Record label of American rock band Mötley Crüe

Leathür Records was American glam metal band Mötley Crüe's original record label that was also owned by their original manager Allan Coffman. Leathür's only releases were the band's 1981 debut studio album Too Fast for Love and their debut single, "Stick to Your Guns".

Leathür Records was manufactured and distributed by Greenworld Distribution of Torrance, California in what is referred to as a "pressing & distribution" (p&d) deal. The band retained ownership of the masters while Greenworld maintained the exclusive license to manufacture and distribute the album. Greenworld subsequently renamed the division that was supporting the Mötley Crüe project as Enigma Records and it is considered the first official Enigma Records release.

Mötley Crüe was then picked up by Elektra Records and the record was ordered to be re-mixed for re-release.
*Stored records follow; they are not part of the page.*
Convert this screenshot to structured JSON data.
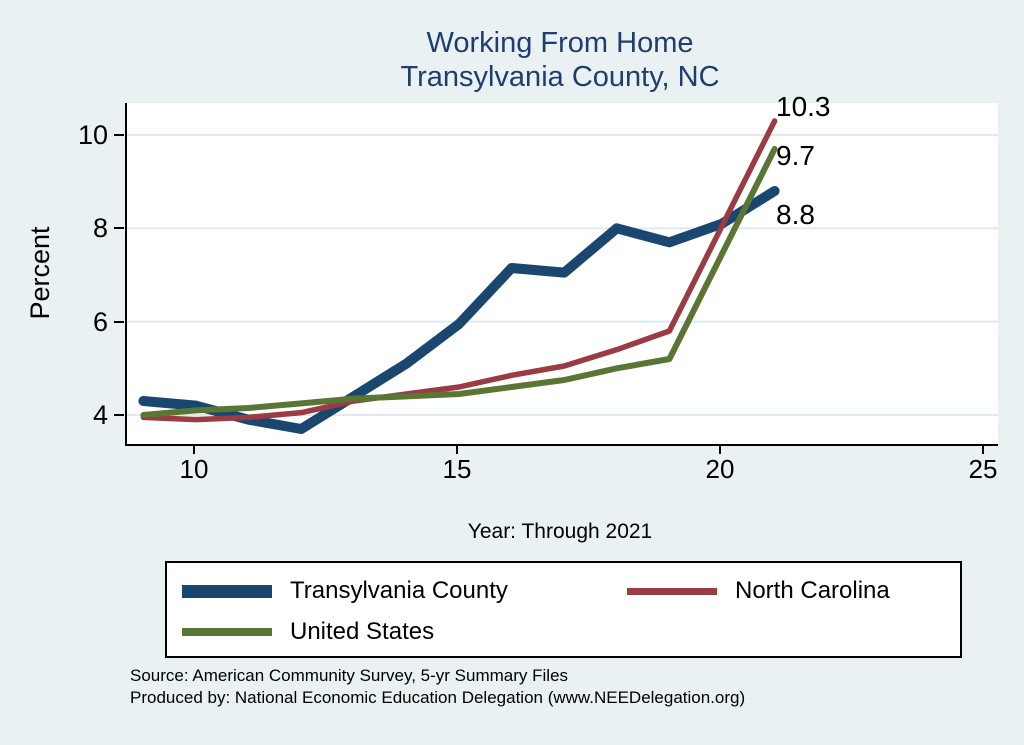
{
  "title": {
    "line1": "Working From Home",
    "line2": "Transylvania County, NC"
  },
  "chart_data": {
    "type": "line",
    "title": "Working From Home — Transylvania County, NC",
    "xlabel": "Year: Through 2021",
    "ylabel": "Percent",
    "x": [
      2009,
      2010,
      2011,
      2012,
      2013,
      2014,
      2015,
      2016,
      2017,
      2018,
      2019,
      2020,
      2021
    ],
    "series": [
      {
        "name": "Transylvania County",
        "color": "#1a476f",
        "values": [
          4.3,
          4.2,
          3.9,
          3.7,
          4.4,
          5.1,
          5.95,
          7.15,
          7.05,
          8.0,
          7.7,
          8.1,
          8.8
        ],
        "end_label": "8.8"
      },
      {
        "name": "North Carolina",
        "color": "#9b3b44",
        "values": [
          3.95,
          3.9,
          3.95,
          4.05,
          4.3,
          4.45,
          4.6,
          4.85,
          5.05,
          5.4,
          5.8,
          8.05,
          10.3
        ],
        "end_label": "10.3"
      },
      {
        "name": "United States",
        "color": "#5a7634",
        "values": [
          4.0,
          4.1,
          4.15,
          4.25,
          4.35,
          4.4,
          4.45,
          4.6,
          4.75,
          5.0,
          5.2,
          7.45,
          9.7
        ],
        "end_label": "9.7"
      }
    ],
    "xticks": [
      "10",
      "15",
      "20",
      "25"
    ],
    "yticks": [
      "4",
      "6",
      "8",
      "10"
    ],
    "xtick_values": [
      2010,
      2015,
      2020,
      2025
    ],
    "ytick_values": [
      4,
      6,
      8,
      10
    ],
    "xlim": [
      2008.7,
      2025.3
    ],
    "ylim": [
      3.35,
      10.65
    ],
    "grid": true,
    "legend_position": "bottom"
  },
  "legend": {
    "items": [
      {
        "label": "Transylvania County"
      },
      {
        "label": "North Carolina"
      },
      {
        "label": "United States"
      }
    ]
  },
  "source": {
    "line1": "Source: American Community Survey, 5-yr Summary Files",
    "line2": "Produced by: National Economic Education Delegation (www.NEEDelegation.org)"
  },
  "colors": {
    "background": "#e9f1f3",
    "plot_background": "#ffffff",
    "title_text": "#1f3d6e",
    "gridline": "#dfebf1",
    "transylvania_county": "#1a476f",
    "north_carolina": "#9b3b44",
    "united_states": "#5a7634"
  }
}
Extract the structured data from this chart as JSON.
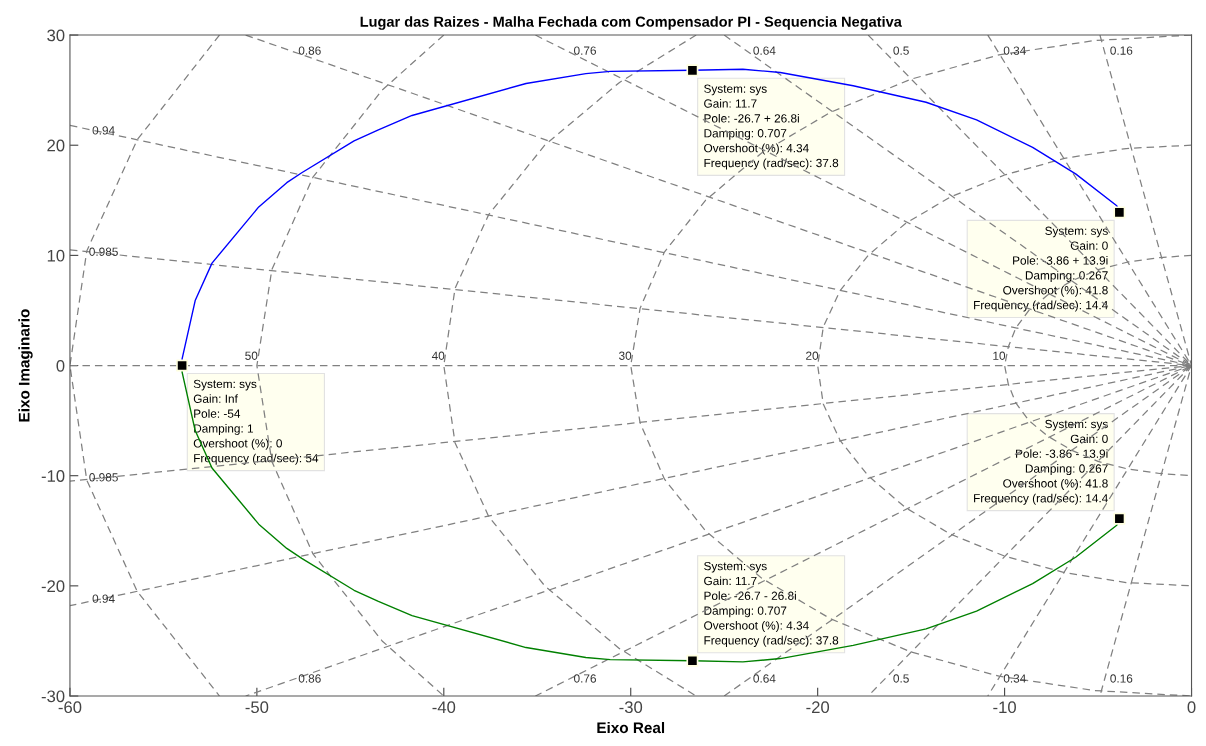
{
  "chart_data": {
    "type": "line",
    "title": "Lugar das Raizes - Malha Fechada com Compensador PI - Sequencia Negativa",
    "xlabel": "Eixo Real",
    "ylabel": "Eixo Imaginario",
    "xlim": [
      -60,
      0
    ],
    "ylim": [
      -30,
      30
    ],
    "xticks": [
      -60,
      -50,
      -40,
      -30,
      -20,
      -10,
      0
    ],
    "yticks": [
      -30,
      -20,
      -10,
      0,
      10,
      20,
      30
    ],
    "grid": false,
    "legend": false,
    "marker": "none",
    "line_style": "solid",
    "ref_lines": [
      {
        "axis": "y",
        "value": 0,
        "color": "#808080",
        "line_style": "dashed"
      }
    ],
    "series": [
      {
        "color": "#0000ff",
        "x": [
          -54.0,
          -54.0,
          -53.3,
          -52.4,
          -49.9,
          -48.4,
          -47.6,
          -44.8,
          -43.5,
          -41.7,
          -35.6,
          -32.4,
          -31.1,
          -26.7,
          -24.0,
          -22.0,
          -18.1,
          -14.2,
          -11.5,
          -8.5,
          -6.2,
          -4.0,
          -3.86
        ],
        "values": [
          0,
          0.6,
          5.9,
          9.3,
          14.4,
          16.6,
          17.5,
          20.4,
          21.4,
          22.7,
          25.6,
          26.5,
          26.7,
          26.8,
          26.9,
          26.6,
          25.4,
          23.9,
          22.3,
          19.8,
          17.4,
          14.5,
          13.9
        ]
      },
      {
        "color": "#008000",
        "x": [
          -54.0,
          -54.0,
          -53.3,
          -52.4,
          -49.9,
          -48.4,
          -47.6,
          -44.8,
          -43.5,
          -41.7,
          -35.6,
          -32.4,
          -31.1,
          -26.7,
          -24.0,
          -22.0,
          -18.1,
          -14.2,
          -11.5,
          -8.5,
          -6.2,
          -4.0,
          -3.86
        ],
        "values": [
          0,
          -0.6,
          -5.9,
          -9.3,
          -14.4,
          -16.6,
          -17.5,
          -20.4,
          -21.4,
          -22.7,
          -25.6,
          -26.5,
          -26.7,
          -26.8,
          -26.9,
          -26.6,
          -25.4,
          -23.9,
          -22.3,
          -19.8,
          -17.4,
          -14.5,
          -13.9
        ]
      },
      {
        "name": "10",
        "color": "#808080",
        "line_style": "dashed",
        "x": [
          0,
          -1.7,
          -3.4,
          -5,
          -6.4,
          -7.7,
          -8.7,
          -9.4,
          -9.8,
          -10,
          -9.8,
          -9.4,
          -8.7,
          -7.7,
          -6.4,
          -5,
          -3.4,
          -1.7,
          0
        ],
        "values": [
          10,
          9.8,
          9.4,
          8.7,
          7.7,
          6.4,
          5,
          3.4,
          1.7,
          0,
          -1.7,
          -3.4,
          -5,
          -6.4,
          -7.7,
          -8.7,
          -9.4,
          -9.8,
          -10
        ]
      },
      {
        "name": "20",
        "color": "#808080",
        "line_style": "dashed",
        "x": [
          0,
          -3.5,
          -6.8,
          -10,
          -12.9,
          -15.3,
          -17.3,
          -18.8,
          -19.7,
          -20,
          -19.7,
          -18.8,
          -17.3,
          -15.3,
          -12.9,
          -10,
          -6.8,
          -3.5,
          0
        ],
        "values": [
          20,
          19.7,
          18.8,
          17.3,
          15.3,
          12.9,
          10,
          6.8,
          3.5,
          0,
          -3.5,
          -6.8,
          -10,
          -12.9,
          -15.3,
          -17.3,
          -18.8,
          -19.7,
          -20
        ]
      },
      {
        "name": "30",
        "color": "#808080",
        "line_style": "dashed",
        "x": [
          0,
          -5.2,
          -10.3,
          -15,
          -19.3,
          -23,
          -26,
          -28.2,
          -29.5,
          -30,
          -29.5,
          -28.2,
          -26,
          -23,
          -19.3,
          -15,
          -10.3,
          -5.2,
          0
        ],
        "values": [
          30,
          29.5,
          28.2,
          26,
          23,
          19.3,
          15,
          10.3,
          5.2,
          0,
          -5.2,
          -10.3,
          -15,
          -19.3,
          -23,
          -26,
          -28.2,
          -29.5,
          -30
        ]
      },
      {
        "name": "40",
        "color": "#808080",
        "line_style": "dashed",
        "x": [
          -26.5,
          -30.6,
          -34.6,
          -37.6,
          -39.4,
          -40,
          -39.4,
          -37.6,
          -34.6,
          -30.6,
          -26.5
        ],
        "values": [
          30,
          25.7,
          20,
          13.7,
          7,
          0,
          -7,
          -13.7,
          -20,
          -25.7,
          -30
        ]
      },
      {
        "name": "50",
        "color": "#808080",
        "line_style": "dashed",
        "x": [
          -40,
          -43.3,
          -47,
          -49.2,
          -50,
          -49.2,
          -47,
          -43.3,
          -40
        ],
        "values": [
          30,
          25,
          17.1,
          8.7,
          0,
          -8.7,
          -17.1,
          -25,
          -30
        ]
      },
      {
        "color": "#808080",
        "line_style": "dashed",
        "x": [
          -52,
          -56.4,
          -59.1,
          -60,
          -59.1,
          -56.4,
          -52
        ],
        "values": [
          30,
          20.5,
          10.4,
          0,
          -10.4,
          -20.5,
          -30
        ]
      },
      {
        "name": "0.16",
        "color": "#808080",
        "line_style": "dashed",
        "x": [
          -4.9,
          0,
          -4.9
        ],
        "values": [
          30,
          0,
          -30
        ]
      },
      {
        "name": "0.34",
        "color": "#808080",
        "line_style": "dashed",
        "x": [
          -10.9,
          0,
          -10.9
        ],
        "values": [
          30,
          0,
          -30
        ]
      },
      {
        "name": "0.5",
        "color": "#808080",
        "line_style": "dashed",
        "x": [
          -17.3,
          0,
          -17.3
        ],
        "values": [
          30,
          0,
          -30
        ]
      },
      {
        "name": "0.64",
        "color": "#808080",
        "line_style": "dashed",
        "x": [
          -25,
          0,
          -25
        ],
        "values": [
          30,
          0,
          -30
        ]
      },
      {
        "name": "0.76",
        "color": "#808080",
        "line_style": "dashed",
        "x": [
          -35.1,
          0,
          -35.1
        ],
        "values": [
          30,
          0,
          -30
        ]
      },
      {
        "name": "0.86",
        "color": "#808080",
        "line_style": "dashed",
        "x": [
          -50.6,
          0,
          -50.6
        ],
        "values": [
          30,
          0,
          -30
        ]
      },
      {
        "name": "0.94",
        "color": "#808080",
        "line_style": "dashed",
        "x": [
          -60,
          0,
          -60
        ],
        "values": [
          21.8,
          0,
          -21.8
        ]
      },
      {
        "name": "0.985",
        "color": "#808080",
        "line_style": "dashed",
        "x": [
          -60,
          0,
          -60
        ],
        "values": [
          10.5,
          0,
          -10.5
        ]
      },
      {
        "type": "scatter",
        "color": "#000000",
        "marker": "square",
        "x": [
          -54,
          -26.7,
          -3.86,
          -3.86,
          -26.7
        ],
        "values": [
          0,
          26.8,
          13.9,
          -13.9,
          -26.8
        ]
      }
    ],
    "annotations": [
      {
        "text": "System: sys\nGain: Inf\nPole: -54\nDamping: 1\nOvershoot (%): 0\nFrequency (rad/sec): 54",
        "x": -54,
        "y": 0
      },
      {
        "text": "System: sys\nGain: 11.7\nPole: -26.7 + 26.8i\nDamping: 0.707\nOvershoot (%): 4.34\nFrequency (rad/sec): 37.8",
        "x": -26.7,
        "y": 26.8
      },
      {
        "text": "System: sys\nGain: 0\nPole: -3.86 + 13.9i\nDamping: 0.267\nOvershoot (%): 41.8\nFrequency (rad/sec): 14.4",
        "x": -3.86,
        "y": 13.9
      },
      {
        "text": "System: sys\nGain: 0\nPole: -3.86 - 13.9i\nDamping: 0.267\nOvershoot (%): 41.8\nFrequency (rad/sec): 14.4",
        "x": -3.86,
        "y": -13.9
      },
      {
        "text": "System: sys\nGain: 11.7\nPole: -26.7 - 26.8i\nDamping: 0.707\nOvershoot (%): 4.34\nFrequency (rad/sec): 37.8",
        "x": -26.7,
        "y": -26.8
      }
    ]
  }
}
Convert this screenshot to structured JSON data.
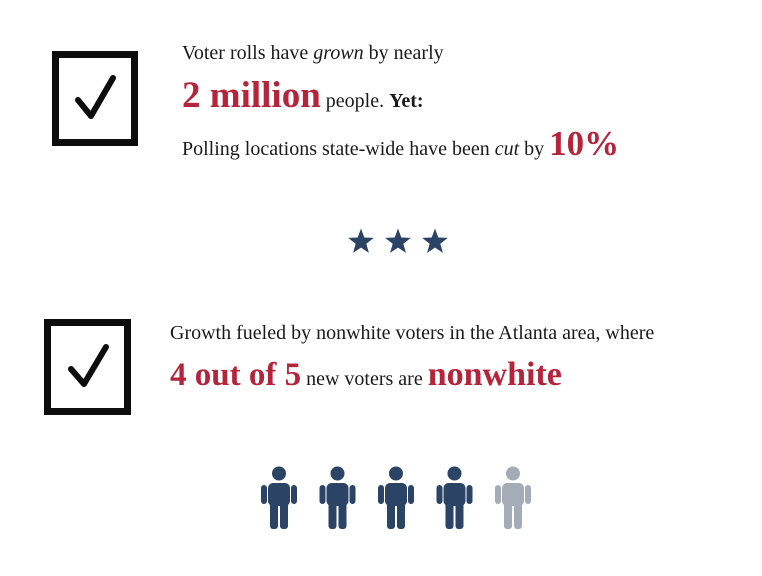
{
  "colors": {
    "accent_red": "#b5243b",
    "navy": "#2b4365",
    "gray": "#a3acb7",
    "black": "#0d0d0d"
  },
  "icons": {
    "checkbox": "check-square-icon",
    "star": "star-icon",
    "person": "person-icon"
  },
  "fact1": {
    "line1_pre": "Voter rolls have ",
    "line1_em": "grown",
    "line1_post": " by nearly",
    "highlight_number": "2 million",
    "line2_post": " people. ",
    "line2_bold": "Yet:",
    "line3_pre": "Polling locations state-wide have been ",
    "line3_em": "cut",
    "line3_post": " by ",
    "highlight_percent": "10%"
  },
  "divider": {
    "star_count": 3
  },
  "fact2": {
    "line1": "Growth fueled by nonwhite voters in the Atlanta area, where",
    "highlight_ratio": "4 out of 5",
    "line2_mid": " new voters are ",
    "highlight_word": "nonwhite"
  },
  "people_graphic": {
    "filled": 4,
    "total": 5
  }
}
The Canadian WEA release of the album in June 1982 featured the original Leathür mixes and not the Elektra re-mixes by Roy Thomas Baker released elsewhere.

The band parted ways with Elektra in 1997 and founded Mötley Records, which is distributed by Better Noise Music. The label released all their classic albums before New Tattoo. The entire catalog is now owned by BMG Rights Management.